Abstract

Catatonia and malignant catatonia may result in devastating and life-threatening complications like pulmonary embolisms, pneumonia, deep venous thrombosis, rhabdomyolysis, and even death. There have been documented cases implicating alcohol withdrawal as a significant culprit in catatonia. Here, we provide a unique case report of a patient with a complicated medical course, who subsequently developed malignant catatonia secondary to severe alcohol withdrawal, and was successfully treated using both first line treatment of catatonia (lorazepam), and second-line treatment (bromocriptine). Mr. KR is a 32 year-old male with a psychiatric history significant for severe alcohol use disorder, developed fevers, rigidity and dysarthria throughout his admission despite a full negative infectious workup. He was intubated twice, he received his first doses of bromocriptine 2.5mg BID on day 29 of hospitalization. On day 30, he was extubated, and by day 31 he was afebrile, his rigidity and dysarthria had subsided, and he was able to converse coherently.

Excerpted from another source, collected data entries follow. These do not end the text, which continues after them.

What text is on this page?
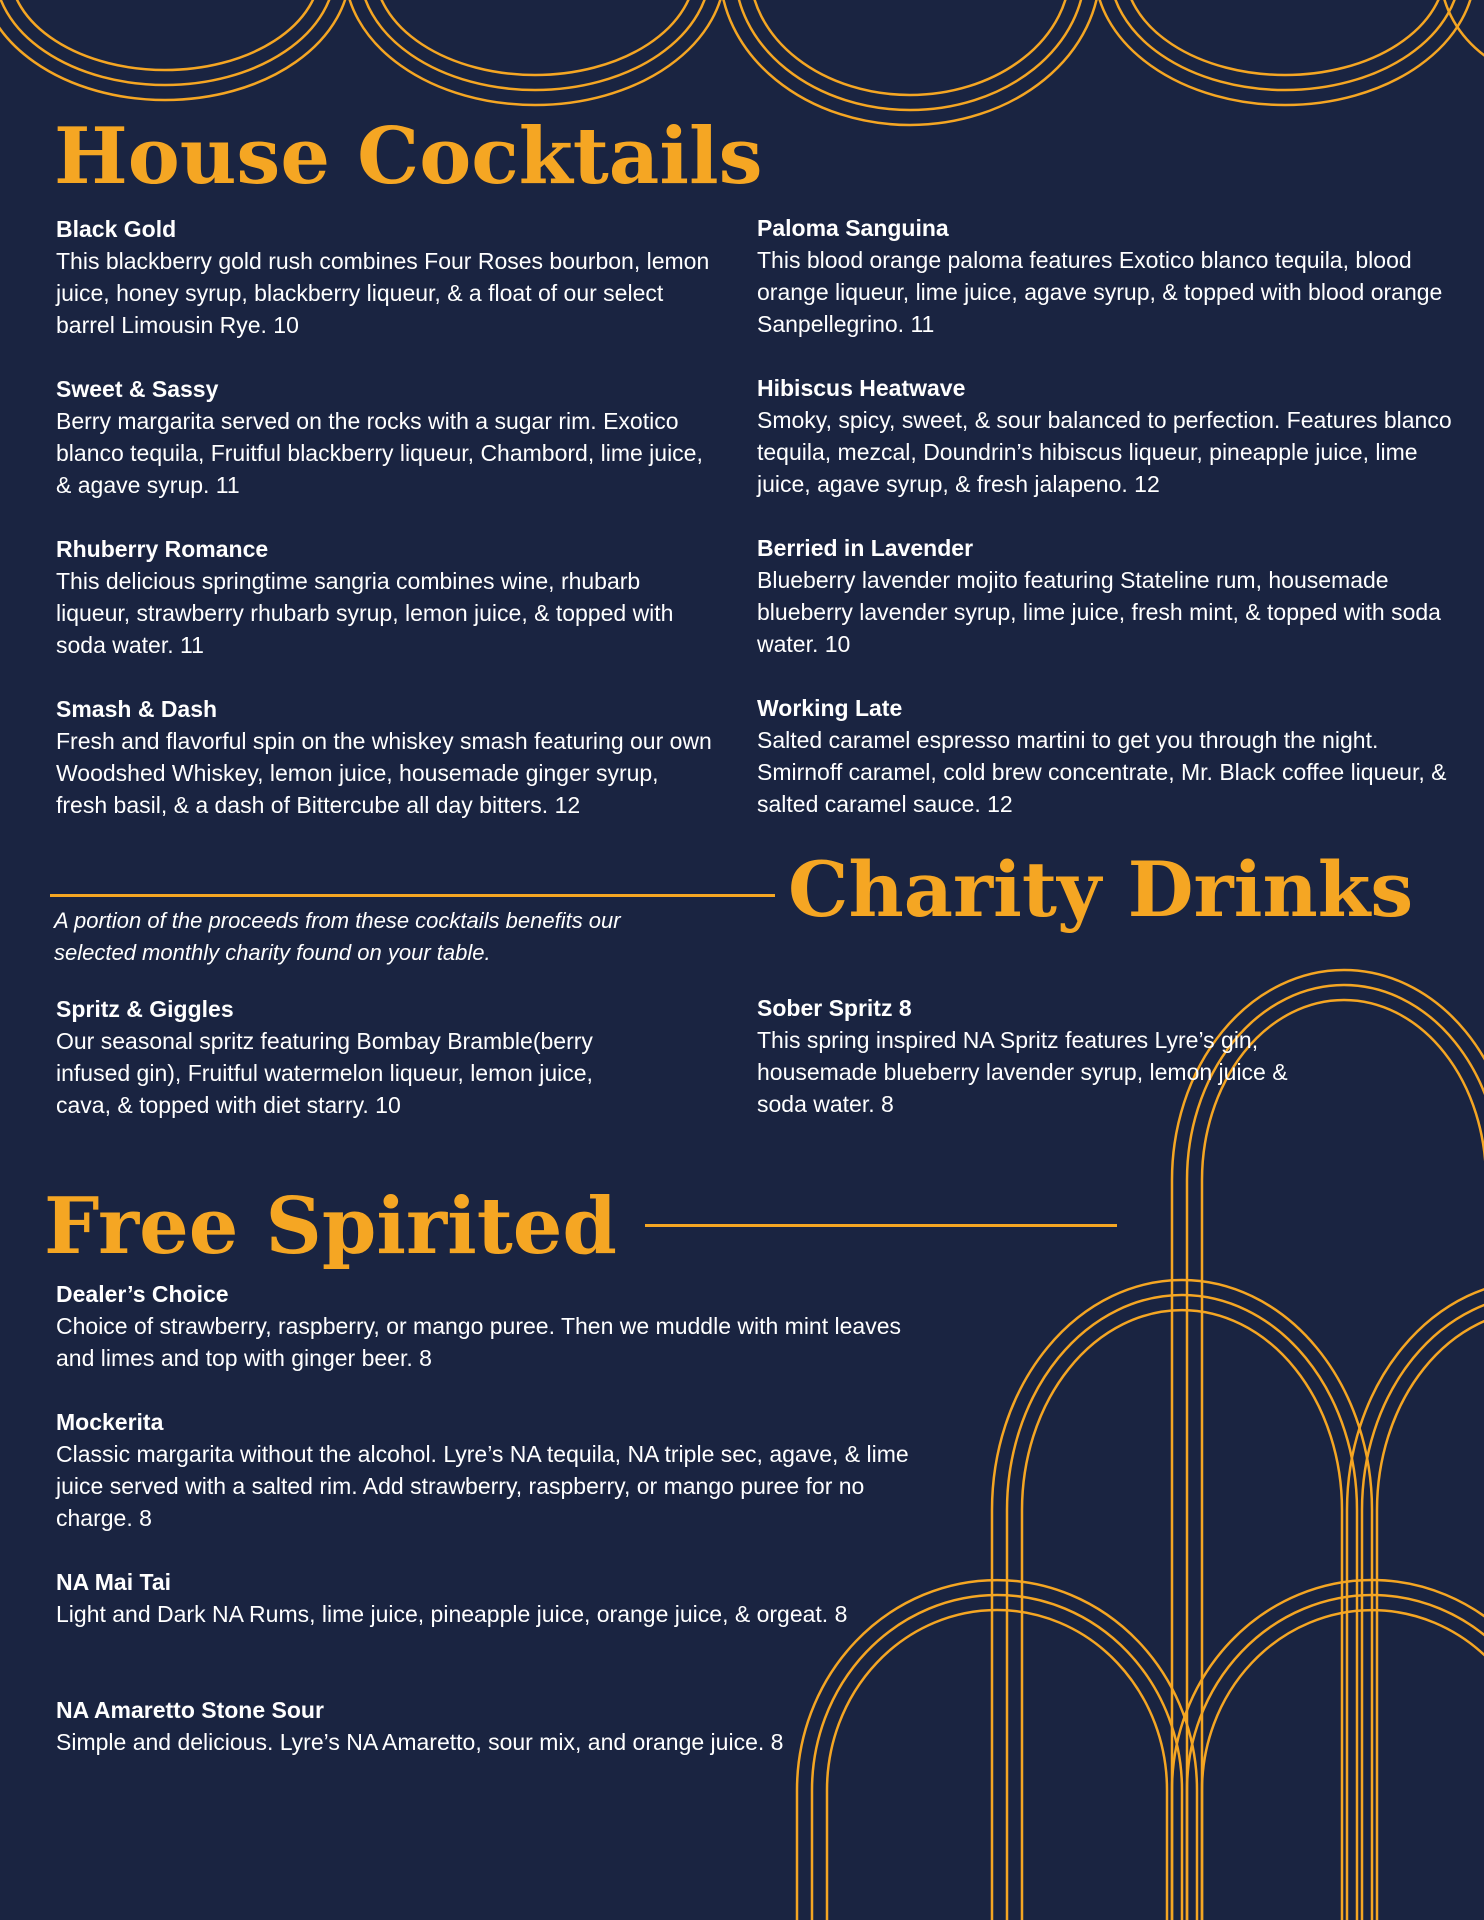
House Cocktails

Black Gold

This blackberry gold rush combines Four Roses bourbon, lemon juice, honey syrup, blackberry liqueur, & a float of our select barrel Limousin Rye. 10

Sweet & Sassy

Berry margarita served on the rocks with a sugar rim. Exotico blanco tequila, Fruitful blackberry liqueur, Chambord, lime juice, & agave syrup. 11

Rhuberry Romance

This delicious springtime sangria combines wine, rhubarb liqueur, strawberry rhubarb syrup, lemon juice, & topped with soda water. 11

Smash & Dash

Fresh and flavorful spin on the whiskey smash featuring our own Woodshed Whiskey, lemon juice, housemade ginger syrup, fresh basil, & a dash of Bittercube all day bitters. 12

Paloma Sanguina

This blood orange paloma features Exotico blanco tequila, blood orange liqueur, lime juice, agave syrup, & topped with blood orange Sanpellegrino. 11

Hibiscus Heatwave

Smoky, spicy, sweet, & sour balanced to perfection. Features blanco tequila, mezcal, Doundrin’s hibiscus liqueur, pineapple juice, lime juice, agave syrup, & fresh jalapeno. 12

Berried in Lavender

Blueberry lavender mojito featuring Stateline rum, housemade blueberry lavender syrup, lime juice, fresh mint, & topped with soda water. 10

Working Late

Salted caramel espresso martini to get you through the night. Smirnoff caramel, cold brew concentrate, Mr. Black coffee liqueur, & salted caramel sauce. 12

Charity Drinks

A portion of the proceeds from these cocktails benefits our selected monthly charity found on your table.

Spritz & Giggles

Our seasonal spritz featuring Bombay Bramble(berry infused gin), Fruitful watermelon liqueur, lemon juice, cava, & topped with diet starry. 10

Sober Spritz 8

This spring inspired NA Spritz features Lyre’s gin, housemade blueberry lavender syrup, lemon juice & soda water. 8

Free Spirited

Dealer’s Choice

Choice of strawberry, raspberry, or mango puree. Then we muddle with mint leaves and limes and top with ginger beer. 8

Mockerita

Classic margarita without the alcohol. Lyre’s NA tequila, NA triple sec, agave, & lime juice served with a salted rim. Add strawberry, raspberry, or mango puree for no charge. 8

NA Mai Tai

Light and Dark NA Rums, lime juice, pineapple juice, orange juice, & orgeat. 8

NA Amaretto Stone Sour

Simple and delicious. Lyre’s NA Amaretto, sour mix, and orange juice. 8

Further titration of bromocriptine (up to 2.5mg every six hours on days 33-37) showed continued improvement, and the patient was eventually transferred out of the ICU. On day 37, a bromocriptine wean was initiated, which KR tolerated and showed continued improvement with return of some baseline activities and resolution of dysarthria. This case report demonstrates the need for increased suspicion for alcohol withdrawal catatonia in patients with a complicated course of alcohol withdrawal, and illustrates a previously undocumented etiology for malignant catatonia.